One of the host moments of the real tears in the series comes in “Fallout” when Luther tells Ilsa Faust (Rebecca Ferguson) about Ethan’s wife and the heavy price that we pay to stay alongside Ethan. “If you care about him, you should move away,” he said to Ilsa through his tears. It is an act of compassion, the kind of rupture of the usual stoicism of Rhames which reveals humanity in the midst of motorcycle flips. Whenever you watch the movies and you wonder why the devil someone stays to help Ethan hunt from another cataclysm, Luther’s calm words remind you that there is a hell of a good reason. There is a touching quality in Rhames, a disturbing physical presence with this distinctive voice, representing a figure of platonic love dedicated to another man, and so that it is so fully reciprocal by Cruise.
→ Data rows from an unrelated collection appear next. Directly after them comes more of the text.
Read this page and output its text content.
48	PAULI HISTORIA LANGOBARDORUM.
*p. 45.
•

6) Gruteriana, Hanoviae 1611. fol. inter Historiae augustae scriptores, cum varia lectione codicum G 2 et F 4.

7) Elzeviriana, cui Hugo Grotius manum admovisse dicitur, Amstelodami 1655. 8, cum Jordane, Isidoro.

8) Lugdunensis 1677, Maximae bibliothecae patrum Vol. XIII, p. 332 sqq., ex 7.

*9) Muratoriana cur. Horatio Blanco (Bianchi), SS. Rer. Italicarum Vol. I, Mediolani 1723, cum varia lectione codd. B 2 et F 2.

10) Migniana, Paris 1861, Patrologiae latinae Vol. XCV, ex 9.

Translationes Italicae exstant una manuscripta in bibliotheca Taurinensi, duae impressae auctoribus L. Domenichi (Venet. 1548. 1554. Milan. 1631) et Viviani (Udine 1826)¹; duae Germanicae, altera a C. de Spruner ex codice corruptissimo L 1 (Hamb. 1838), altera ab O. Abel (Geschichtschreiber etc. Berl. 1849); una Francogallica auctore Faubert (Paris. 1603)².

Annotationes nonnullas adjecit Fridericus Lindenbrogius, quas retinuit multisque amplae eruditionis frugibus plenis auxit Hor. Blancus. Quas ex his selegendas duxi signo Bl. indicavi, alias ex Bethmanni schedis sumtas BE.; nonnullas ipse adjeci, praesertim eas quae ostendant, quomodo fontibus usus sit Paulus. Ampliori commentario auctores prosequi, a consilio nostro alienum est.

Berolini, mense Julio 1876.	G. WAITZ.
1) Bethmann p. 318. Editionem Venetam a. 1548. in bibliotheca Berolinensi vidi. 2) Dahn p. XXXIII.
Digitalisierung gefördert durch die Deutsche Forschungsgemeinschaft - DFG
Rhames has not always obtained the roles he deserves, but he remains one of the most reliable support players of his generation. His distinctive voice can make any Sound Mumbo-Jumbo Shakespearean. In “Pulp Fiction”, his character Marcellus Wallace is presented to the public from behind, a ghost that is discussed by others, and often with fear. But Rhames, even with the camera concentrated on his neck, makes you fully aware that everyone is right to be afraid of their power. He obtained one of his juicest roles as a paramedical ambulancer in the cigarette butt in a penchant to preach in “bring out the dead”, a role depending on his innate capacity to balance gravity with a sense of powerful humor.

It is Luther in a word, but with more technological jargon: the authority that seems to be aware of the ridiculous of his situation. That and he’s so cool. You do not hire twenty rhames to play a nerd, even when it is the greatest pirate on the planet. Even Tom Cruise looks Néblanc compared to the suavensity of Rhames.
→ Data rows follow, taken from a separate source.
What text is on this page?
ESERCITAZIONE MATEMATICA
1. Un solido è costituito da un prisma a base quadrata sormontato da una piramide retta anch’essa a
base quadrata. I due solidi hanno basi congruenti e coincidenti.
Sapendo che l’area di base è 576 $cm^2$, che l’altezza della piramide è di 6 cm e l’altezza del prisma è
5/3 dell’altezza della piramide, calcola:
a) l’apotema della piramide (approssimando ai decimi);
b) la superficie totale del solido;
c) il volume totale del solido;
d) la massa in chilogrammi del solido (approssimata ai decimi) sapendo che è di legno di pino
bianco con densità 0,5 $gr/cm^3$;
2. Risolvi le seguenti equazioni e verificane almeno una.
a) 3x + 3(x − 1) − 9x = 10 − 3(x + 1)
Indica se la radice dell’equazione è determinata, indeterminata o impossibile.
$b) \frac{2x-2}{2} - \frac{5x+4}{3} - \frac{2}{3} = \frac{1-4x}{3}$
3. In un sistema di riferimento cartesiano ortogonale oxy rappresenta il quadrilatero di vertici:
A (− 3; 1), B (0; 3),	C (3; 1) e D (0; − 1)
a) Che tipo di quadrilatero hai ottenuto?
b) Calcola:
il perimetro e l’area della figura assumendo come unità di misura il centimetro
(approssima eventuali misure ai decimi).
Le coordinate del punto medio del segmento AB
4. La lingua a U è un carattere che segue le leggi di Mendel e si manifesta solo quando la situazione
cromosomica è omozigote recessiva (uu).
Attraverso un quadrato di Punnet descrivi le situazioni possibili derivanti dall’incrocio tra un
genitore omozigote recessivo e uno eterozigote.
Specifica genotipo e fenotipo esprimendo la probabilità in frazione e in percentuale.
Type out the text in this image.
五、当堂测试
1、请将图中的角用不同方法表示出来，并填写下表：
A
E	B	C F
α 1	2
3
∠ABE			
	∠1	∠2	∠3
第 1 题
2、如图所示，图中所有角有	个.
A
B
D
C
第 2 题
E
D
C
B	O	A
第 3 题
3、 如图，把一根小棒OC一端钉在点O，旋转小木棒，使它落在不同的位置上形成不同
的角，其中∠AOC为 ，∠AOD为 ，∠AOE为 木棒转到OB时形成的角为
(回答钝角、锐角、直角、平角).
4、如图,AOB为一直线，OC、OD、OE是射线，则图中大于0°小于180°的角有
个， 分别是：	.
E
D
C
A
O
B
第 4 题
“The final calculation”, it seems fortunately, seems to be aware of the importance of rhames for the franchise and gives it an end worthy of its stature in this long and sprawling arc. Admittedly, no one could have predicted how a remake of a television program from the 1960s would evolve towards one of the most durable and daring series of modern cinema. This allowed a planned bit-party player to become a crucial support player whose presence was indelible for the success of the films. In a machine as well oiled and sophisticated as the Mission series: Impossible, Rhames was the cog that made everything advance.